The first wife invited us into her hut to have a look. It was small and very basic – mud floor with a fire pit in the middle. Her and her husband slept on an animal skin and had a couple blankets. She showed us how she applied the ochre – dabbing a butter-like substance in her hand and mixing in the ochre powder and then smearing it on her body. She would do this approximately twice daily and more often if it was a special day or ceremony. While the ochre protects them from the sun and mosquitoes, it was originally done for aesthetic reasons. Then she showed us how she deodorizes herself, her jewelry and clothing using the smoke of coals (Himba never bath or shower).

Well, that is all I can think of now…I will post more photos when I have more patience and I am sure I will post more as I remember things I missed.

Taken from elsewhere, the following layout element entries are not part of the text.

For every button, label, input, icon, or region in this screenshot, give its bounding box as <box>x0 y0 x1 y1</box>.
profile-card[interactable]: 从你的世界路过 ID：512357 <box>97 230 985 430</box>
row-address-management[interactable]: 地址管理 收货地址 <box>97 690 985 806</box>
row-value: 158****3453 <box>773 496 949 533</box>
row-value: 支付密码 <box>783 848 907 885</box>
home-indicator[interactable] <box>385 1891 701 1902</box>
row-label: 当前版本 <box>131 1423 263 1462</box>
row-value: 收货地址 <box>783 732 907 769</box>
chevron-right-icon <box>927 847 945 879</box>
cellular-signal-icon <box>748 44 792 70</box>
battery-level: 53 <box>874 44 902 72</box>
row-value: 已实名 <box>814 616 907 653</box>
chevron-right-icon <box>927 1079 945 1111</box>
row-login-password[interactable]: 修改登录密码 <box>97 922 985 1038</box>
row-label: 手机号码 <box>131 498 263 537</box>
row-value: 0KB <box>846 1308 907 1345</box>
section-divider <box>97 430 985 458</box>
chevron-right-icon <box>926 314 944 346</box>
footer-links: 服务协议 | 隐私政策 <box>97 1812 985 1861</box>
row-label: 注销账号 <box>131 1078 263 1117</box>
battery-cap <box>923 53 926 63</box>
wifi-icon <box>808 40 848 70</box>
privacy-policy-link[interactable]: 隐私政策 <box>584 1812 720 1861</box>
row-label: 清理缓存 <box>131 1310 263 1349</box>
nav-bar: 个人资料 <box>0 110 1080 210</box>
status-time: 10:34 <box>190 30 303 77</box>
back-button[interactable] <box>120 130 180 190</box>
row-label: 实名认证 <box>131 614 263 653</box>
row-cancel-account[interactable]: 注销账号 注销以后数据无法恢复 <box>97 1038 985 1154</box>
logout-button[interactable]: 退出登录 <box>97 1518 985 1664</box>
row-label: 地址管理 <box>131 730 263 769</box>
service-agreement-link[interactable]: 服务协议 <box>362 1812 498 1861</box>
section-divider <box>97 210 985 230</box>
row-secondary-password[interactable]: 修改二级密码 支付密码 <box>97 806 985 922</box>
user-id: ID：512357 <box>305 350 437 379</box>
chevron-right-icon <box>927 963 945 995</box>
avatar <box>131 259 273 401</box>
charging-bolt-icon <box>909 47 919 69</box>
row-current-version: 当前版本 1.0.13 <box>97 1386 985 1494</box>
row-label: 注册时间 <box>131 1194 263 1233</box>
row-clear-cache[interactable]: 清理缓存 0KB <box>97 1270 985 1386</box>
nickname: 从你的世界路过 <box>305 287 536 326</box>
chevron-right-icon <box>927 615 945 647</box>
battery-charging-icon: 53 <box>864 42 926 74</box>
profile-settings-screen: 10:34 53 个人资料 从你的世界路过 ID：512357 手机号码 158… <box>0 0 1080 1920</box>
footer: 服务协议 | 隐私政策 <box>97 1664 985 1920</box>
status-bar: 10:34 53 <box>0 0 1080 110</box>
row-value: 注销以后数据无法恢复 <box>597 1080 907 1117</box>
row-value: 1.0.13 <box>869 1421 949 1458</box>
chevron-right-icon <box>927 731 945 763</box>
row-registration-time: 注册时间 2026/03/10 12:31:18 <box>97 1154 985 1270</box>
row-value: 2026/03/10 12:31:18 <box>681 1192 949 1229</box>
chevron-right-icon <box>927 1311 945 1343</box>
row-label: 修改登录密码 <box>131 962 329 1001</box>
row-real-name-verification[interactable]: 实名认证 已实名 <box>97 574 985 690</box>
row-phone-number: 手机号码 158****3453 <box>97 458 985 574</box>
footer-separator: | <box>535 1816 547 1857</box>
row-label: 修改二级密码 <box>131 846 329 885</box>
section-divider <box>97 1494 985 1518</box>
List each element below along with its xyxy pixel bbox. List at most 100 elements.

But I wanted to leave you with the quote of the weekend – said by Bev as she got out of the car on Saturday evening: “OMG! There’s a hairy pig out here, and it’s not my ex-husband!”

He Said My Name!!


One of the biggest cons about spending a year away from home was missing Brayden’s second year of life.  I have been so lucky though, as Alisa and my Mom doing an amazing job at keeping me updated and involved in Bray’s life.  I receive weekly videos of him gabbing to ‘Tia’ and showing me his toys.  The photos and videos are bitter sweet – while receiving them often make my week, I can’t help from crying whenever he kisses the camera or says a new word! I miss him terribly.  He is becoming such a big boy… he walks and talks now…he’s into cars, dinosaurs, puts ketchup on everything and loves FRENCH FRIES!!!!  We are obviously related!

What a cutie! xoxo

And this week I got the greatest news… he said my name!  While visiting Kayla, he walked over to a photo of the three of us, pointed at me and said “Tia”!

Sick and Stir-crazy!


I’ve been battling a cold since Wednesday and with Thursday as a holiday and Friday a sick day, I have been stuck in this house for four days!    Feeling better today though and was able to go for a walk to the river this morning.

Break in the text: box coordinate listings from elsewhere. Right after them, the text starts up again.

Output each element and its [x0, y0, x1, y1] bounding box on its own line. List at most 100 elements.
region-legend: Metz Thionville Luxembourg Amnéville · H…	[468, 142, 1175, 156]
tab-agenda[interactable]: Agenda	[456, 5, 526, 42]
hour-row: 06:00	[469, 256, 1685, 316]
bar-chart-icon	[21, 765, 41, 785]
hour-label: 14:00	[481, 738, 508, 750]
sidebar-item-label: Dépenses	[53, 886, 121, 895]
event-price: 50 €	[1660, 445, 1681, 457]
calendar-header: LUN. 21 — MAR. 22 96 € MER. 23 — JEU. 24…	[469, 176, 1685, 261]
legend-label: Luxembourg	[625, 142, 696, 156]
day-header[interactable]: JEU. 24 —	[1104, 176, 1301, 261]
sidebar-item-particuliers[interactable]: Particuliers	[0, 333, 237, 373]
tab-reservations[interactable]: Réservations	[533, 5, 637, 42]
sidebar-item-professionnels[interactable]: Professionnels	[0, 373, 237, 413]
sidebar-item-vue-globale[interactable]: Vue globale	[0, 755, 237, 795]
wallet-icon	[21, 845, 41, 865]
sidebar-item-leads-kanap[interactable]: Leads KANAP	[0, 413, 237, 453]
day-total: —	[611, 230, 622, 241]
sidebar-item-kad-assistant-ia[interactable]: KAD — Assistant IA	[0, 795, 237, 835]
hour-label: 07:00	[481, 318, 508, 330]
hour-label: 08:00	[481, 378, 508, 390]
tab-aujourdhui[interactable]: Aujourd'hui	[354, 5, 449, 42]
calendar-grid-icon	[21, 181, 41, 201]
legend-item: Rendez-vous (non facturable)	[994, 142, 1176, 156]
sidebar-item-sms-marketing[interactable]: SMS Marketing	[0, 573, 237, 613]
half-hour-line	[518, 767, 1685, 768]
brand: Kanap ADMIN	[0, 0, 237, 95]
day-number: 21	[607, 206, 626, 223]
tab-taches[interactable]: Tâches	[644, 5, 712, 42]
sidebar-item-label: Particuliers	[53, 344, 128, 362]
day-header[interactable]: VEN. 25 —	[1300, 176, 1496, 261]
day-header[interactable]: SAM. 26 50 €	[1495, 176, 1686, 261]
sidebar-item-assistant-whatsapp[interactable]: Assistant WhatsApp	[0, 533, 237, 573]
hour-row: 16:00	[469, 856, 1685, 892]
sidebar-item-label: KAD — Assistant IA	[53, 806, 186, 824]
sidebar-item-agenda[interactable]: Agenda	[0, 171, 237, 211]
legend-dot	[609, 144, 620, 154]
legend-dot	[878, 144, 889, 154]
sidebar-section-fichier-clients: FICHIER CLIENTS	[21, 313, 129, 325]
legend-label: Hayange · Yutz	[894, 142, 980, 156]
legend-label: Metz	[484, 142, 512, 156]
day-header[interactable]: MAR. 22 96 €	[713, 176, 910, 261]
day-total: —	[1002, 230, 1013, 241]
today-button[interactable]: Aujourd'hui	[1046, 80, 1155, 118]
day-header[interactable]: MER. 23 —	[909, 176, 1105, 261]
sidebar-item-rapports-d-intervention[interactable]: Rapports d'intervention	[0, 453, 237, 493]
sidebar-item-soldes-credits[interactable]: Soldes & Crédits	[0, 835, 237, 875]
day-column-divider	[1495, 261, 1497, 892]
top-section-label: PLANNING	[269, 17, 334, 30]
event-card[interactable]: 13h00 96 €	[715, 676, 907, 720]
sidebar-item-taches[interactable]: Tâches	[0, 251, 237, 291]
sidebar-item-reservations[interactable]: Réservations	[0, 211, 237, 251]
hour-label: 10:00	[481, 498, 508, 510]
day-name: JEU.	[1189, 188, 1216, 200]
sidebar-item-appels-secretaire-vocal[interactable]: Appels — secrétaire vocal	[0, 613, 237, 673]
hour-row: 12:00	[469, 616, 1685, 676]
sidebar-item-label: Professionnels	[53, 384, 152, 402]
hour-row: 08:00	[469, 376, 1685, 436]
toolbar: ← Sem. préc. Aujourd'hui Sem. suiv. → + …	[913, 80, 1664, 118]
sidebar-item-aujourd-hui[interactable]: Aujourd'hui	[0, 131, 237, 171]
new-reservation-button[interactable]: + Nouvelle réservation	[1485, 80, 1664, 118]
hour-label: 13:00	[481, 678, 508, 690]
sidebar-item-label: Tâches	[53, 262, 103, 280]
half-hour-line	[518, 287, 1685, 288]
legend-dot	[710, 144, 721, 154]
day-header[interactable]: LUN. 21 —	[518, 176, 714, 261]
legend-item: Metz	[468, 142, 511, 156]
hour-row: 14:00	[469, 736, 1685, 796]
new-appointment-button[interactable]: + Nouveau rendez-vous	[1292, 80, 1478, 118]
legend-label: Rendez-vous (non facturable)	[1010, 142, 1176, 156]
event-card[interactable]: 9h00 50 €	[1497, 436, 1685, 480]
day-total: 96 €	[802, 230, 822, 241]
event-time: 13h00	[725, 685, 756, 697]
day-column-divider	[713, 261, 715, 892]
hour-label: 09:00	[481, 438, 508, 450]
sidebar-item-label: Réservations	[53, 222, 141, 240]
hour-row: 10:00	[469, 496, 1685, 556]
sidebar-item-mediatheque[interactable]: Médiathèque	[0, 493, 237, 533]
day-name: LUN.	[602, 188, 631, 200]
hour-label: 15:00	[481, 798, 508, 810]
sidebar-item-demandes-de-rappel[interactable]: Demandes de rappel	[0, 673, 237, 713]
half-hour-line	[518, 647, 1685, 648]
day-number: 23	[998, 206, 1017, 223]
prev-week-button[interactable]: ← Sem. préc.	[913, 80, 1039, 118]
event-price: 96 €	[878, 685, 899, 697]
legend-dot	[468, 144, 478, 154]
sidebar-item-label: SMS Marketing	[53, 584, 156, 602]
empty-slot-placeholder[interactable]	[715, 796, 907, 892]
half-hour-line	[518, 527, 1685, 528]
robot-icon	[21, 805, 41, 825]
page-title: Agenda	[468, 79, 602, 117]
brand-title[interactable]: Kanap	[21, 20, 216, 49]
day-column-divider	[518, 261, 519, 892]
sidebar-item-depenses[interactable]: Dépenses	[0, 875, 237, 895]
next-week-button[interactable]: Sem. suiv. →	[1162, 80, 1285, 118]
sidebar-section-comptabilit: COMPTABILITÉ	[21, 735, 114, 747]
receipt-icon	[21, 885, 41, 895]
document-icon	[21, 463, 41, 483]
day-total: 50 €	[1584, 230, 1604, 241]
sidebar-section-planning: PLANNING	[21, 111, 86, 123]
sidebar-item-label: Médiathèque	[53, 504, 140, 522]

The weather has been so inconsistent lately and it seems that many people are sick.  We have started the Namibian winter and it has been a lot colder than I thought it would be.  Some mornings it is 5 degrees – which seems a lot colder when you don’t have heat!  However, every day the sky is blue and the sun is strong and so by the afternoon, it reaches 27-30 degrees.

All this free time has allowed me to compile a list of things/activities I am missing most from home…

  • Swiss Chalet (and ANY take out)
  • Browsing Chapters
  • McCain frozen French fries
  • frozen yogurt
  • The Bachelor/Bachelorette (sadly, but I have to be honest!)
  • weekends at the cottage with Mom
  • Second Cup – not necessarily the coffee itself ( because I brought some with me) but the daily routine of getting my coffee or meeting people for coffee
  • lounging on the couch watching Law and Order with Kayla
  • free wireless internet (thanks to Dad and Jan)
  • the bustle of evenings at Oxford
  • The Keg dinners with my girls
  • hanging by the pool at Dad’s

While I am surrounded by raw nature and so much beauty, some days I really miss being in a city.  I long for an afternoon on Bloor Street.  I miss having access to anything … and as I write this, I realize how fortunate I am to have been born into a culture, country and family that has provided me with these opportunities.